Miss Marlowe, you have been out in this world for a month and brought everyone around you such joy and love. I love being your Mom and am really looking forward to all these upcoming months we get to spend together. It’s different for sure having a brother already. I have had to fight daily “mom guilt” sharing my time between the two of you and sleeping when your sleeping inside of holding you and praying over you. But I know different isn’t bad or doesn’t mean I love you any less. Besides, you have the greatest big brother who loves and adores you so much. I had such low expectations on how he would react to you coming home but he has included you in everything and embraced you from the moment we brought you home in the “brrrmm brrrmmm.” His love for you is so evident even at his age and one of the things I’m
looking forward to the most is seeing your sibling relationship grow. Jackson is always giving you a blanket, bringing you your soother, rocking you in the “ba ba” and giving me diapers and wipes when needed. When I put him down for a nap and bedtime he demands that you are in his crib and after we set you down he gives you kisses and lays down beside you. When you are fussy and crying he will run up to your Dad or me and alert us (like we couldn’t hear your screaming) that you are upset and run to your side.
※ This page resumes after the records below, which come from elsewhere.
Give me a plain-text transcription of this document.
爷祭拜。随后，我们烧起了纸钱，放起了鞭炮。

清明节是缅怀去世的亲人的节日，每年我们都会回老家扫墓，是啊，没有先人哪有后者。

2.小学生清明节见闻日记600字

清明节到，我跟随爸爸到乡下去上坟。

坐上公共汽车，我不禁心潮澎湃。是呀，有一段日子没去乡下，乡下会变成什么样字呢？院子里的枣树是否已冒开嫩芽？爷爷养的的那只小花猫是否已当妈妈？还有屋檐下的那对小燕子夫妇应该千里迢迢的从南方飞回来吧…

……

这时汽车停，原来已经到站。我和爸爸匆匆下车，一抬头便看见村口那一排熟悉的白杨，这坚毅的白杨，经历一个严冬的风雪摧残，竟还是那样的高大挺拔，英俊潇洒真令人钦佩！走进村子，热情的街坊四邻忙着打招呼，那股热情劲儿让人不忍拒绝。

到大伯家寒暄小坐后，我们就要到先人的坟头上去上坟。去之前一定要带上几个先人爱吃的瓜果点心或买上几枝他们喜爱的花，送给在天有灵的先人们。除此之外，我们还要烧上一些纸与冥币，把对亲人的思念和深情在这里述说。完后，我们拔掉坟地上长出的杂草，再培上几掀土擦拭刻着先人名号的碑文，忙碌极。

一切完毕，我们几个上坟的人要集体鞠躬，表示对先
It is something I never want to forget because I know sibling relationships go through seasons but this one when you are both so little is so sweet and so good.




You are a champ and are growing and gaining weight. We were able to leave the hospital only hours after you were born and you were greeted by your grandparents! Your Grammie was at your birth and your Grandma and Grandpa at home watching Jackson. After myself or Jackson gave everyone gastro flu unknowingly (even to my midwife) I felt so awful and defeated. Everyone that wanted to help us, 
we gave them the worst 24 hour flu. Also, your Momma had a rough birth. I was in so much pain and when reflecting on your first month - most of it is described as painful. I was in so much pain. I couldn't hold you because I was so weak and I missed giving you your first bath which broke my heart. My stitches still haven't healed but rocking and soothing you that first week was near impossible with the pain that brought. I am so thankful that most of the discomfort is going away and happy to report that I was able to walk to the park and around this week. 




OK, Miss Marlowe here are some fun facts I need to remember (may be boring for others to read):
Weight at birth: 7'11
Weight after a week: 8'02
One Month: 9'14

Nursing every 2.5-3 hours - latched great, but you spit up a lot and have gas pains - we are now giving you probiotics to help with the fussiness/gas/pain you are feeling  - I so hope it gives you relief and more sleep for the family

Fussy times in the evening of sudden crying for a couple hours but otherwise you are really happy. You did have you days and nights confused for the first two weeks but now you fall asleep soundly around 1230-1am and then nurse around 4am and then again by 7am and normally go back to sleep within the hour of waking up at night - there isn't a long awake time. 

I have prayed for you and am so beyond grateful to be your Momma. I don't love the newborn days but I know this is just a season and we will both find our rhythm shortly. 

I love you Miss Marlowe, happy one month!